Selon Olivier Dosne, "ces soirées sont gérées par les réseaux sociaux". "Sur Snapchat, les gens envoient des invitations et les personnes arrivent par Uber ou VTC. Dans la rue ça n'apparait pas", a expliqué le maire. Pour lui, le seul moyen d'éviter ce genre d'événement est d'augmenter les effectifs des forces de l'ordre. "On voit bien le manque de moyens donné à notre police nationale, à la BAC", a estimé l'édile. "A une autre époque, ça ne se serait jamais produit. On a eu des dizaines de réquisitions depuis le mois d'août, ce n'est pas les policiers municipaux qui vont pouvoir mettre un terme à tout cela", a-t-il insisté.

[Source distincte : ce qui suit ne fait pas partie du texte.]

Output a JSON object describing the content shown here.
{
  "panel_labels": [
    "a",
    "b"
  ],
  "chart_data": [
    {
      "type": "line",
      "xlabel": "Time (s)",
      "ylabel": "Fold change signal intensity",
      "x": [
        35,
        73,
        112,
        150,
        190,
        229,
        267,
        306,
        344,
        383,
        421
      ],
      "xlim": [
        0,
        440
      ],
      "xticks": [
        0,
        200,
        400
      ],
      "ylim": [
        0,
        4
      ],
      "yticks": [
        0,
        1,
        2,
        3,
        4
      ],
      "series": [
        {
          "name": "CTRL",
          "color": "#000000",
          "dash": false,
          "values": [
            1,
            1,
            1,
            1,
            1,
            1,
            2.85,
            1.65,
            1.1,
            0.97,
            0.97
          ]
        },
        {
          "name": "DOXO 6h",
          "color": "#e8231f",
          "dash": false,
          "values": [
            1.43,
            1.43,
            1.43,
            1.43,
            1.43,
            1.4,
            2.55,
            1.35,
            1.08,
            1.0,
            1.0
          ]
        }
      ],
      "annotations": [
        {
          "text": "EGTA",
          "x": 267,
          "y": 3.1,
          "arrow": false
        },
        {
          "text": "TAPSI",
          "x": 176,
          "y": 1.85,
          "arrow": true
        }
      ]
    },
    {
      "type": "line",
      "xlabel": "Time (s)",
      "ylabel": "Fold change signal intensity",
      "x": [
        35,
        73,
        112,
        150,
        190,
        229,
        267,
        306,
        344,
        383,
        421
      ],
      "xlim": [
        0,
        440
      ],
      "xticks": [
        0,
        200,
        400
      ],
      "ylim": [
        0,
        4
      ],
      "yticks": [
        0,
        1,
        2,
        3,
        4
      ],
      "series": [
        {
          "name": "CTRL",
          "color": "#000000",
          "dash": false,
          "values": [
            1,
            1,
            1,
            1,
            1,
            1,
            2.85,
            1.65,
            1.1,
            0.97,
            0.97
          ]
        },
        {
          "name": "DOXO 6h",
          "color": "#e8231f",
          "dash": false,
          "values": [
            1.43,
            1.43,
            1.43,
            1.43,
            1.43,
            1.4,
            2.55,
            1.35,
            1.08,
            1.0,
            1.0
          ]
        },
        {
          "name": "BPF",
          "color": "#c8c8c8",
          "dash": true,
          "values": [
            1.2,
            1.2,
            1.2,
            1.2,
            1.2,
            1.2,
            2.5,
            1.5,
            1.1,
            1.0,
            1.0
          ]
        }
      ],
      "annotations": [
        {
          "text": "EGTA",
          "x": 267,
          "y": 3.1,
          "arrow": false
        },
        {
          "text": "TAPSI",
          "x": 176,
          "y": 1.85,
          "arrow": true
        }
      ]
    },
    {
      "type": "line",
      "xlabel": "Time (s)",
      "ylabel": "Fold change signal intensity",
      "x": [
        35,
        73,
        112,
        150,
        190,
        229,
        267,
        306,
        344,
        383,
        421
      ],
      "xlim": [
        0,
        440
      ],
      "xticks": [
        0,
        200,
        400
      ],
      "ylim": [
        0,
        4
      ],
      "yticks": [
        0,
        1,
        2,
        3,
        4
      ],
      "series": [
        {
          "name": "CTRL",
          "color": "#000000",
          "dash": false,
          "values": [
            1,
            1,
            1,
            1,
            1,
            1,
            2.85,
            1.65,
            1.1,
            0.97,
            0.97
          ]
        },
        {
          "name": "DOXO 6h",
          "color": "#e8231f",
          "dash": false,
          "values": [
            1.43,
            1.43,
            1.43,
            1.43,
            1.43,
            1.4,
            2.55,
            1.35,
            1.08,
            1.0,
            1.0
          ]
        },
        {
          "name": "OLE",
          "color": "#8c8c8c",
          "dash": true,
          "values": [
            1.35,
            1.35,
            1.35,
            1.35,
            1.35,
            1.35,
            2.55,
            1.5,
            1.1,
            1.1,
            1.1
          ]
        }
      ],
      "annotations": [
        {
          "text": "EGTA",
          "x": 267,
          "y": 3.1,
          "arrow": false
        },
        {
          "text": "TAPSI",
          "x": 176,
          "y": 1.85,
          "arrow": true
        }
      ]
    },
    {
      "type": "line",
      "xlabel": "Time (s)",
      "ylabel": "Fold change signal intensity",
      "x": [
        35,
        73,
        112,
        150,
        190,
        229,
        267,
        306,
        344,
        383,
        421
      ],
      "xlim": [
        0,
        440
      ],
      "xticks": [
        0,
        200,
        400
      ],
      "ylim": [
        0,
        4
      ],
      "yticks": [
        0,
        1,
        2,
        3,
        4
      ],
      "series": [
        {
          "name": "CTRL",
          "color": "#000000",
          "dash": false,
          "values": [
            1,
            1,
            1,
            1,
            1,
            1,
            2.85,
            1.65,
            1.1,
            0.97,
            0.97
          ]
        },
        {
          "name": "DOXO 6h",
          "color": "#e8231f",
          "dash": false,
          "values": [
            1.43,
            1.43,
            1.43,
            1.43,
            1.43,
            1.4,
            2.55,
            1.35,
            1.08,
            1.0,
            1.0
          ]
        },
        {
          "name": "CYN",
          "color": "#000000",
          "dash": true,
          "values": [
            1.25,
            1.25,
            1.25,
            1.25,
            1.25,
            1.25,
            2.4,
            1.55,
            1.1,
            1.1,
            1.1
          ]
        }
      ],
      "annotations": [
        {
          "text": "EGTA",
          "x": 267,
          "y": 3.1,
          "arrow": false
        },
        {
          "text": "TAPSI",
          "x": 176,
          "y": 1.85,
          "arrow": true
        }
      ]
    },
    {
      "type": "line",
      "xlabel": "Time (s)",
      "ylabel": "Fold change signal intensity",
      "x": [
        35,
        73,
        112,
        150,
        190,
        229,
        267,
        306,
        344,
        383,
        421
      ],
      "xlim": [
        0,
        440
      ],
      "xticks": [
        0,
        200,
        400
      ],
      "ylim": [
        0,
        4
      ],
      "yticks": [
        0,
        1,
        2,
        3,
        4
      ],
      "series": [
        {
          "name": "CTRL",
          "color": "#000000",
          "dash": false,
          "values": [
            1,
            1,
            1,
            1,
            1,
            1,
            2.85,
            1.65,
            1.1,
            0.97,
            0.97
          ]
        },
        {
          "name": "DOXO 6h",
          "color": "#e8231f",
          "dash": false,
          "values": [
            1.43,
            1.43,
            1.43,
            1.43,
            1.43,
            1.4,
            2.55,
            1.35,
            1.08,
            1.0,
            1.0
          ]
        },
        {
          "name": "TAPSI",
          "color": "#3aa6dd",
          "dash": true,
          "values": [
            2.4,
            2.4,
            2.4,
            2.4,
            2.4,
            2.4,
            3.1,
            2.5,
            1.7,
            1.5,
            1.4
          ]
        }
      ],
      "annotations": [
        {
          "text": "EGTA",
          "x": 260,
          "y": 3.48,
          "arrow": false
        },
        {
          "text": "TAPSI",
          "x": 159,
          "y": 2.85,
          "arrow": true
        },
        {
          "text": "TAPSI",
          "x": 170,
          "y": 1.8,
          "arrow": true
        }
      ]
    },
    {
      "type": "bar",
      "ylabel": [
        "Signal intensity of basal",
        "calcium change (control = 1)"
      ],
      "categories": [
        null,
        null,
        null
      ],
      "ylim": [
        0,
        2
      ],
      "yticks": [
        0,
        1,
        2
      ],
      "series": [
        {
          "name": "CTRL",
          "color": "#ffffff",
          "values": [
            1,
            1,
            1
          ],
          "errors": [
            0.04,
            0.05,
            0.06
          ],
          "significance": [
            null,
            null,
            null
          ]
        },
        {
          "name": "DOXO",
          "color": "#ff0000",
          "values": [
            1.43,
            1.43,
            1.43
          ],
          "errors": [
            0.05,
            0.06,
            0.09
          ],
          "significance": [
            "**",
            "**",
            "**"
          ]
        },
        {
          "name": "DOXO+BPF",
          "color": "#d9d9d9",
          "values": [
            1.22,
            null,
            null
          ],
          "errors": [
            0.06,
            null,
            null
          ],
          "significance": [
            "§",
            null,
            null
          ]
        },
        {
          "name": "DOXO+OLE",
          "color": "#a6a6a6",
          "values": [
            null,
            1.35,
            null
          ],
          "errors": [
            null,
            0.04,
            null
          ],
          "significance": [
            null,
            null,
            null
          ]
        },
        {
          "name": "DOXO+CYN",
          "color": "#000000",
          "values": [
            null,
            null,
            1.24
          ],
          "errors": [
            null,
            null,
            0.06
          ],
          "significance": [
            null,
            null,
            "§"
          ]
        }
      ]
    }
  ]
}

Des violences ont été commises dans la nuit à l'encontre des forces de l'ordre qui ont tenté de stopper l'événement. Une enquête pour violences sur personnes dépositaires de l'autorité publique a été ouverte et confiée à la sûreté départementale, a annoncé le parquet du Val-de-Marne. Lors de cette fête, un homme a été blessé et transporté à l'hôpital. Il a été testé positif au Covid-19, selon une source policière. Dans un communiqué publié samedi après-midi, la préfecture de police a invité l'ensemble des personnes présentes "à se faire dépister dans les meilleurs délais et à s'isoler au moins jusqu'à réception des résultats de leur test".

Dimanche, trois personnes ont été interpellées après cette fête clandestine et placées en garde à vue. Elles s'y trouvaient toujours ce lundi.